I had some experience using marketing funnel builders myself, needing them for a job. I found them to be overly complicated and surprisingly expensive, with artificial limitations designed to push users onto higher plans. Many companies end up cobbling together cheaper tools to avoid the cost, sacrificing quality and scalability in the process. I thought to myself: I could build a far better product and sell it for less.
Validating before building
02Shipping the landing page first

To validate the idea, I built a small landing page at funnel.cat with details on the features and projected pricing. It was half vibe-coded, no point spending weeks on something that hasn't been validated yet. I included some Figma mockups to give interested visitors a sense of what the experience could look like.
Email collection
Interested visitors can enter their email, which gets stored in a Convex database. Basic validity checks are applied on submission.
Pricing

The landing page also shows pricing, but these aren't final numbers. They're test prices modelled on what competing tools charge, designed to gauge whether visitors see the value and are willing to spend. Both monthly and yearly options are shown, since the toggle itself signals buying intent. The actual launch pricing will be informed by what this data tells me.
The results
Over 4–5 months I've collected more than 11,000 email signups by running a small €10/month Google Ads campaign, alongside sample mockups and example use cases on the landing page.



What the response told me
The level of interest is definitely higher than I expected, a clear signal to get a beta out as fast as possible and find out whether people will actually pay.
Choosing the stack
03I chose the stack I could move fastest with. I'm highly productive in it, and AI tooling handles it well too.
Design iterations
04Starting point
The editor is the heart of the product, if it isn't good, nothing else matters.
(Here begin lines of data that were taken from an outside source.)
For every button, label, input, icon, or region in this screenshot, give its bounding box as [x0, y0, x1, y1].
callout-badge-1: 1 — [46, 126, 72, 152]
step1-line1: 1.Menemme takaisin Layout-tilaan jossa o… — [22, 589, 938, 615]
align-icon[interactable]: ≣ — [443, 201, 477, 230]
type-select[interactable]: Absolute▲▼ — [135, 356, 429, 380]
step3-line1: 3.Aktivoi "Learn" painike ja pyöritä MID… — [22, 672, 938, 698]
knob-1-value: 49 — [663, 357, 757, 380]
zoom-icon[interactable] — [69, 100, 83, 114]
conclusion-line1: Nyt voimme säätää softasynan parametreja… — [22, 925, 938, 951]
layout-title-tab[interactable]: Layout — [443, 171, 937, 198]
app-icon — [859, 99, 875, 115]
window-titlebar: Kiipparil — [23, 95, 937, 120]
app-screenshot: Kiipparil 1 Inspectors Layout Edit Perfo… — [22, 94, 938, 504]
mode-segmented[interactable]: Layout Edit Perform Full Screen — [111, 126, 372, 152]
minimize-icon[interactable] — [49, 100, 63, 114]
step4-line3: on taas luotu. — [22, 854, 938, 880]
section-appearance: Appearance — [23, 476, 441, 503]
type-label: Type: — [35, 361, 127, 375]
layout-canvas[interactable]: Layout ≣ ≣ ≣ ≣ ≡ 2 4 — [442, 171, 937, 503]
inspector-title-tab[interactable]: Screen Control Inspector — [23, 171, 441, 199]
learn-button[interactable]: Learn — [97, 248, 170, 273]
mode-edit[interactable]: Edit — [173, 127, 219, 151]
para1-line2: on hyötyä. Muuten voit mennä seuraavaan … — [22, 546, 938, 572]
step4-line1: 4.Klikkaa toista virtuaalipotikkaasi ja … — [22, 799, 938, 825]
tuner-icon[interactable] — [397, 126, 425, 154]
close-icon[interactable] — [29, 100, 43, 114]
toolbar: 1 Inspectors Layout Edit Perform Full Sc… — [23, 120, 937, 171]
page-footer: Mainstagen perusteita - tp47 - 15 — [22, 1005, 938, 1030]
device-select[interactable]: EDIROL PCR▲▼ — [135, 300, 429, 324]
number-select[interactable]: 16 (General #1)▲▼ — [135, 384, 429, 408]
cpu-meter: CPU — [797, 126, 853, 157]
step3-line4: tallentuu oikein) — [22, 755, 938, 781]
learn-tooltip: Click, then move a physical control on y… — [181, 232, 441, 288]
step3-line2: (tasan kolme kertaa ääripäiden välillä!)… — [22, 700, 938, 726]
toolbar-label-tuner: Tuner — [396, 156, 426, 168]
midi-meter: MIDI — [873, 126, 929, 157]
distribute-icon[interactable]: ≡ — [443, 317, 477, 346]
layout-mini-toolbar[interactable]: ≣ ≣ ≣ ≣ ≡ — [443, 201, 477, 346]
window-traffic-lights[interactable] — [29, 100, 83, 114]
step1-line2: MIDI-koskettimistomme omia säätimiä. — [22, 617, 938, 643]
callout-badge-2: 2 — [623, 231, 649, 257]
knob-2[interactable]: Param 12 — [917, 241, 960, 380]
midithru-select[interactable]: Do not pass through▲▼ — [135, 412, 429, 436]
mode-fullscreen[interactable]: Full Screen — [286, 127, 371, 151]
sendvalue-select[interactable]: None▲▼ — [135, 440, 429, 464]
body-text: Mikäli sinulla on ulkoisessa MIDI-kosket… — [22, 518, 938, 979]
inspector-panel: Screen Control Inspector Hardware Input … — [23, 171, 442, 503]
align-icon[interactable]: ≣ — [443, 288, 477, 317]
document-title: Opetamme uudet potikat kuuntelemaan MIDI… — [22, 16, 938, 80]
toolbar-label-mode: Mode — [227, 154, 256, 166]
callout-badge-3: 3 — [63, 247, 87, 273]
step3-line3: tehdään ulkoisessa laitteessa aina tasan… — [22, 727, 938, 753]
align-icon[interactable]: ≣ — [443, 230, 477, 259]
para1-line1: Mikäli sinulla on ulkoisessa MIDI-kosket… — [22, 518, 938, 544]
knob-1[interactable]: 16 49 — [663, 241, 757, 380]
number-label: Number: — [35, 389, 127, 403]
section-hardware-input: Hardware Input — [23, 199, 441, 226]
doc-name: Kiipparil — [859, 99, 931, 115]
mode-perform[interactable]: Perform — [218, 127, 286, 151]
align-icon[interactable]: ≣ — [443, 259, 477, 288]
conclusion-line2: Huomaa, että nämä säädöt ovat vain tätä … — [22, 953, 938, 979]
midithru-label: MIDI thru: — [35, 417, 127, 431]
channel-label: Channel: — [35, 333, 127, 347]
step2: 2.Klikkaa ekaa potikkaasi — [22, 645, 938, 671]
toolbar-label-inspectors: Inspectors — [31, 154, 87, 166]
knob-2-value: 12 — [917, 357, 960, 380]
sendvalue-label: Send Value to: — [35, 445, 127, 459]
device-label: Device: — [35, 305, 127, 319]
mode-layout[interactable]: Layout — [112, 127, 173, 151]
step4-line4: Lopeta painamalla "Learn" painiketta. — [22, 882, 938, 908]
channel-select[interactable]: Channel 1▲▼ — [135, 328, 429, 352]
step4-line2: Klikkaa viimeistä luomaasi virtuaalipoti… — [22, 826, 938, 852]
It had to be drag-and-drop and immediately intuitive, so I studied existing tools, identified what frustrated me about them, and designed alternatives in Figma before writing a single line of editor code.


Scope and priorities
The five core parts are: the editor, the public viewer, analytics, lead management (tables and API exports), and AI assistance. I wanted AI to be a first-class feature, not a bolt-on. Users can describe a funnel in plain language, have it generated instantly, and then use a chat interface to refine it or get suggestions on improving conversion rates.

How I'm developing it
05How I structure my work
I started with throwaway MVPs to figure out what worked before committing to the real architecture. Now I work in sprints with a Kanban board to stay focused. Once the product reaches beta, I'll add proper pipelines for feature requests and bug reports.
The hardest parts
Surprisingly, the most challenging part wasn't the database or auth, Convex and Clerk abstract most of that complexity away. The real difficulty was the drag-and-drop experience. Getting it to feel natural and behave exactly as users expect is genuinely hard. Since it's central to what makes FunnelCat different, I've given it the most time and attention.
What's left
The remaining work is connecting the leads pipeline and external API integrations, then hardening everything for real users.
What's next
06Beta launch
Once the leads and API work is complete, I'll open a private beta to the waitlist. With over 11,000 signups already, there's a meaningful pool of real users ready to test, and more importantly, to tell me whether they'll pay. That's the only signal that matters at this stage.
Go-to-market
The launch plan is to hit Product Hunt, post to relevant subreddits, and send a campaign to the full email waitlist. With 11,000+ signups already warmed up, the email list alone should drive a strong initial spike, the goal is to convert as many of them as possible into beta users on day one.
Monetisation
The plan is a simple subscription model, a free tier with limits and paid plans for higher traffic, more funnels, and API access. Pricing will be positioned well below the incumbents, which was the original premise. For payments, I'm deciding between using Clerk's built-in subscription features or integrating Stripe directly.
What building this has taught me
Validate before you build. The landing page took a weekend; the 11,000 signups took a few months of a small ad spend. That feedback loop cost almost nothing and completely justified the decision to build the full product. I'd do that part first on every project going forward.